Saturday 4 April 1998

Jenny Eclair, April 4, 1998


Jenny Eclair
Supper Room Melbourne Town Hall until April 26, 1998
Melbourne International Comedy Festival 1998
Reviewed by Kate Herbert on or around. April 3, 1998

If you have delicate sensibilities, or pride yourself on maintaining the high moral ground, then Jenny Eclair (or "that cake woman" as she is now known) is not for you. Rude words and naughty bits are her forte.

Eclair is a brassy blonde. There's absolutely nothing prissy prim and natural about this bouffant. "I'm blonde by choice". Her rapid wicked unapologetic Northern England babble has something of Ben Elton's style while her bizarre, perpetual motion physicality conjures up some insane alternative Playschool host.

She gabbles hilariously and provocatively about 'shagging', body parts, misspent youth, ageing ungracefully, the gravitational damage of childbearing and the 'shagless' long-term relationship.

Eclair on age: "A personality is the last refuge of a woman on the decline". On make-up: "I love the way it makes my face look ten years younger than my neck." On lasting relationships: "The secret is lies and deceit." On children: "You're not allowed to slap 'em, so give 'em a crap haircut." On going to the country: "I feel nervous if I can't see a sock shop out the corner of me eye."

Of course, these are only her printable quotes. Eclair is a "blue" comic. With a great deal more style and wit, she has keyed into an arena that was reserved for crass male comics. You know, the ones who do sex and fart jokes of which we have seen far to many behaving as if they are doing some male liberation routine. Remember that awful yobbo Brit TV footy comic, Frank Skinner last year?

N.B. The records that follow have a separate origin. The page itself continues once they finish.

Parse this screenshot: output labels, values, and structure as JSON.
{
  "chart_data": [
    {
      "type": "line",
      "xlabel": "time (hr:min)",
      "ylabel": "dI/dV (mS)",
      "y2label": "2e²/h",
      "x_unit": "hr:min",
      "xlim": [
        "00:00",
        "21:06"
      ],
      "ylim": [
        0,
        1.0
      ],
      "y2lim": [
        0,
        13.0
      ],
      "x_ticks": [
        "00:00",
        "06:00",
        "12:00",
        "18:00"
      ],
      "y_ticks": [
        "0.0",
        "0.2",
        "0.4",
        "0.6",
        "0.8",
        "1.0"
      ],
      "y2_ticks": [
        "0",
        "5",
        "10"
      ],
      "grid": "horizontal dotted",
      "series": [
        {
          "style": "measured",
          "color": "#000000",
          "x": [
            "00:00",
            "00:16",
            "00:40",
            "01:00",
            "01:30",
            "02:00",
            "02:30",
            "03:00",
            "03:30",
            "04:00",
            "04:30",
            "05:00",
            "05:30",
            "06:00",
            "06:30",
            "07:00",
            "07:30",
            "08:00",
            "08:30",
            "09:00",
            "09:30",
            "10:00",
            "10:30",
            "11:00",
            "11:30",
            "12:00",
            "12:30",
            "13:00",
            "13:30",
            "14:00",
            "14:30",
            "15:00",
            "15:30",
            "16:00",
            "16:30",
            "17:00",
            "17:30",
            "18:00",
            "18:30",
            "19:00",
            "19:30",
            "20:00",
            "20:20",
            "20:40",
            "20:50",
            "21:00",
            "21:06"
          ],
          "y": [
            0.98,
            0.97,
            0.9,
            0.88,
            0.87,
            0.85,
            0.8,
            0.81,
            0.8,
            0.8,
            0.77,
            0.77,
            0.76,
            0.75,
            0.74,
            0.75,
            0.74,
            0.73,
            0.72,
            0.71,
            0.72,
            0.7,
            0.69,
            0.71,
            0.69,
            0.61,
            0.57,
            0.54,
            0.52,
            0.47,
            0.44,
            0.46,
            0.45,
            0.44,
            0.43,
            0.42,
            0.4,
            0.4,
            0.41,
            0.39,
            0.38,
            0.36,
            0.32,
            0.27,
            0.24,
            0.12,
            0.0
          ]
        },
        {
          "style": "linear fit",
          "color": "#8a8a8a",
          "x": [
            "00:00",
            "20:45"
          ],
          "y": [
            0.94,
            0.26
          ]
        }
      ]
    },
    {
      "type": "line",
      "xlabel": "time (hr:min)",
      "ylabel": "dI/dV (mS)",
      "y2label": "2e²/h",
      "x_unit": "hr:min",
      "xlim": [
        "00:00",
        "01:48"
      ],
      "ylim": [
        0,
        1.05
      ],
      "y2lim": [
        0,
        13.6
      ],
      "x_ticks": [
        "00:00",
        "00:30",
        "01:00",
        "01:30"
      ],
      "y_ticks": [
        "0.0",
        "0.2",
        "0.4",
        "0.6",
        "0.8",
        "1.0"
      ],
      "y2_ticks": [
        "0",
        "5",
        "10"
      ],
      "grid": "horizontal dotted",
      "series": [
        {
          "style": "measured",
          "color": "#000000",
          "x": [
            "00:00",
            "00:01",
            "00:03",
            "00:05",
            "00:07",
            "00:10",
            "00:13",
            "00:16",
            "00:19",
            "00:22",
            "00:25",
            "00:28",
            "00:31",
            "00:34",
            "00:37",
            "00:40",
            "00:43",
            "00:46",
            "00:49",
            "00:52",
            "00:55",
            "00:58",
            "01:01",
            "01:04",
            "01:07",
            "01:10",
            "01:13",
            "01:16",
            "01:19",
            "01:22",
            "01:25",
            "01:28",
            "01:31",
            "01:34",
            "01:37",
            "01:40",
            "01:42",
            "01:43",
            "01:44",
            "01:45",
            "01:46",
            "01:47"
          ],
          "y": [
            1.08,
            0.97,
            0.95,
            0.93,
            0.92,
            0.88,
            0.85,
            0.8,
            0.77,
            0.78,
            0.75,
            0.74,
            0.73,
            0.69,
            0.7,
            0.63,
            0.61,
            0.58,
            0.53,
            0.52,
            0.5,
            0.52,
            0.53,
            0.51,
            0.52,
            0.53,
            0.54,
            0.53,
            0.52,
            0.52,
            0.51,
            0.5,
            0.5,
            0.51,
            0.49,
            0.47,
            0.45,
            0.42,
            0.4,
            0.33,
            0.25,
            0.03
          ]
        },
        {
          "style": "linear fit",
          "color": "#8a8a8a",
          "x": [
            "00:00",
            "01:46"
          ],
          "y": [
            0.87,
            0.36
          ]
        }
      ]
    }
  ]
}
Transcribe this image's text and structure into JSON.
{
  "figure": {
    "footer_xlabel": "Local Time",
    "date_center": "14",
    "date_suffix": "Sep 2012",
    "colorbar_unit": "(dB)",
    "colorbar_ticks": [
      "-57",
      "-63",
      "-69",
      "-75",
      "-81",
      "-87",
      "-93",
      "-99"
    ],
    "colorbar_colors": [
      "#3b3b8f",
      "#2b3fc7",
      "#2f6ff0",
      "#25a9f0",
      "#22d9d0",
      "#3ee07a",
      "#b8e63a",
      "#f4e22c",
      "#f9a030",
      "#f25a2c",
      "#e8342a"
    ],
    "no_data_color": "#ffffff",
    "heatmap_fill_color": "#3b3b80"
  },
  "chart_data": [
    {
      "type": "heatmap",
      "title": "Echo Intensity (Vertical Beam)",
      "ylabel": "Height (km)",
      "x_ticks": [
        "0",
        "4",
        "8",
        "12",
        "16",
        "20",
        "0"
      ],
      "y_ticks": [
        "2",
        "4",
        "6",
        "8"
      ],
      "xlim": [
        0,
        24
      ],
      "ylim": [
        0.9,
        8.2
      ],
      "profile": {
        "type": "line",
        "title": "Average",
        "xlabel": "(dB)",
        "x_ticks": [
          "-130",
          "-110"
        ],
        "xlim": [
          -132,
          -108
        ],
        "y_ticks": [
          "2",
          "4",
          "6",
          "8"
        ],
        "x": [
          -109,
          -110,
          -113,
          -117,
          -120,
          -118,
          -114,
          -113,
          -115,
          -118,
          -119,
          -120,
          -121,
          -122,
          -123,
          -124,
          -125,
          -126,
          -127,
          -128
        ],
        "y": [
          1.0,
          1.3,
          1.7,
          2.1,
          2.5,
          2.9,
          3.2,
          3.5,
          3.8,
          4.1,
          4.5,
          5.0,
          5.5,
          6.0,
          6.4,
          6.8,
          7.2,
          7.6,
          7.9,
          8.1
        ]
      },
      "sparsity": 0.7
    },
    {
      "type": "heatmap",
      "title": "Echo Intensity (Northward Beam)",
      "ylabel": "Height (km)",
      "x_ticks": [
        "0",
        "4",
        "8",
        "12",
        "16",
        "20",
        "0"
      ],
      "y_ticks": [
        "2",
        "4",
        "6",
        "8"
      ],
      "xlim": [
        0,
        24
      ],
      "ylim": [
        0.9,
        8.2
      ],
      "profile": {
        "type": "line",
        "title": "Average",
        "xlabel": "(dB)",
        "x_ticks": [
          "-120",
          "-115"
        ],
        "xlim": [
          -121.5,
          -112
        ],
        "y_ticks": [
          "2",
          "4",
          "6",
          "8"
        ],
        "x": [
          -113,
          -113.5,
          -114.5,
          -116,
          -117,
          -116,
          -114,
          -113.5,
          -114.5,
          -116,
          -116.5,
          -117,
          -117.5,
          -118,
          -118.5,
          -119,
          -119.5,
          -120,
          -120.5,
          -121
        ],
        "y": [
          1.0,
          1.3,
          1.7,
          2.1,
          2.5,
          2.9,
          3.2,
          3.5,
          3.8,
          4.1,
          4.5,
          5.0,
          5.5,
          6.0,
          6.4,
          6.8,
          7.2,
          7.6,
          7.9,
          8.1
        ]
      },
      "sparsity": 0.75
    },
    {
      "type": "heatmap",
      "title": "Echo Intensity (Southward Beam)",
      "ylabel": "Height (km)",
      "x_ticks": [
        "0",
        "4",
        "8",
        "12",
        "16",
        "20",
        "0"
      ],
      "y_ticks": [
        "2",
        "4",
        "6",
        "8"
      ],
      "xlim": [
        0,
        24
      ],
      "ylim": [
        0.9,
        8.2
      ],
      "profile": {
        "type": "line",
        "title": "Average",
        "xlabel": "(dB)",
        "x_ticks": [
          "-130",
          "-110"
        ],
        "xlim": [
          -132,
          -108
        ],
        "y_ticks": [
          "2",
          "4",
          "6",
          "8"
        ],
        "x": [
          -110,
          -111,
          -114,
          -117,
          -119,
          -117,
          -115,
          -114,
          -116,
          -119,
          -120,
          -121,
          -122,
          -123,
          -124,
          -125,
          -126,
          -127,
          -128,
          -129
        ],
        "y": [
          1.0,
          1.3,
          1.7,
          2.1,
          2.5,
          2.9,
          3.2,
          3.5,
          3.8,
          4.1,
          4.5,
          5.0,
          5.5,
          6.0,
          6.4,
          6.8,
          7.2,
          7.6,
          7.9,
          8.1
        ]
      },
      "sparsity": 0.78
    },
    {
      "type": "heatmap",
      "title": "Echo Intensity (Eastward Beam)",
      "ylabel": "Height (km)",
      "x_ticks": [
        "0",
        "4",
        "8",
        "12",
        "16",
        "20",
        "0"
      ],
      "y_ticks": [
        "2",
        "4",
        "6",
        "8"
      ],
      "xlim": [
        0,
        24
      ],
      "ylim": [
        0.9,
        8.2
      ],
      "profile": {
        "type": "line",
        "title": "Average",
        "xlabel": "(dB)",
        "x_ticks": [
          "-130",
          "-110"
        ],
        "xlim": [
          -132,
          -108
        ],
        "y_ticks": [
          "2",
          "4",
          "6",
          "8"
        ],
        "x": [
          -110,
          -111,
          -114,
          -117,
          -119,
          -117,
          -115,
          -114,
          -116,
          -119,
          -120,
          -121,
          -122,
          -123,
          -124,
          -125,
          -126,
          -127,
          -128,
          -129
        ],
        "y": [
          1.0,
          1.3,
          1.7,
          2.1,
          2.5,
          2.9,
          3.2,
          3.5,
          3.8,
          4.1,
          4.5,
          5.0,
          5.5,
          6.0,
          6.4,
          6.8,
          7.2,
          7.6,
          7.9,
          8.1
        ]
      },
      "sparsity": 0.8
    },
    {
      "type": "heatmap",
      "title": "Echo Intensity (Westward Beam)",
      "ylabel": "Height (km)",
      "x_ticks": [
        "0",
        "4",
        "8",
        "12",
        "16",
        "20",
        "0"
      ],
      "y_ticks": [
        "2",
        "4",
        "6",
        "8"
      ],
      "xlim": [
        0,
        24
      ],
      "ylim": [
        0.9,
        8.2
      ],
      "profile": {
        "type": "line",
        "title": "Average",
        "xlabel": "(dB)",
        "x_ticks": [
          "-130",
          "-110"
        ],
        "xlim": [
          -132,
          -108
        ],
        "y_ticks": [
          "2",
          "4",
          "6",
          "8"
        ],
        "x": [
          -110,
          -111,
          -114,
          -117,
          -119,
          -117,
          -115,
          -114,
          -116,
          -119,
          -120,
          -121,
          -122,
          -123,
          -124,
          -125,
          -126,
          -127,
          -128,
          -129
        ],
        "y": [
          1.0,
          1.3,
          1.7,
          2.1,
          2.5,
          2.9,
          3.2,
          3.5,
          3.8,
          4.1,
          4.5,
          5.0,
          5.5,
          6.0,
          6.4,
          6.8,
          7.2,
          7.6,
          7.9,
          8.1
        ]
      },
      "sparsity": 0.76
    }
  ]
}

Eclair is honest, never apologises for anything except a routine she thinks isn't funny enough. She simultaneously appals and entertains, astonishes and outrages the audience. It seems most of her staunchest critics are men who cannot deal with her raw sexual honesty. "I've been described as a 'hard-faced cow," she says.

She is vulgar but achingly funny. Her whippet-thin body and raspy smoker's voice are reminiscent of a bar girl in an episode of "The Bill". She alternately props her bones in a chair or prowls about the stage, leaning over the front rows with a leering red mouth and warm grin.

If you're up for some totally trashy and clever content, see the cake woman.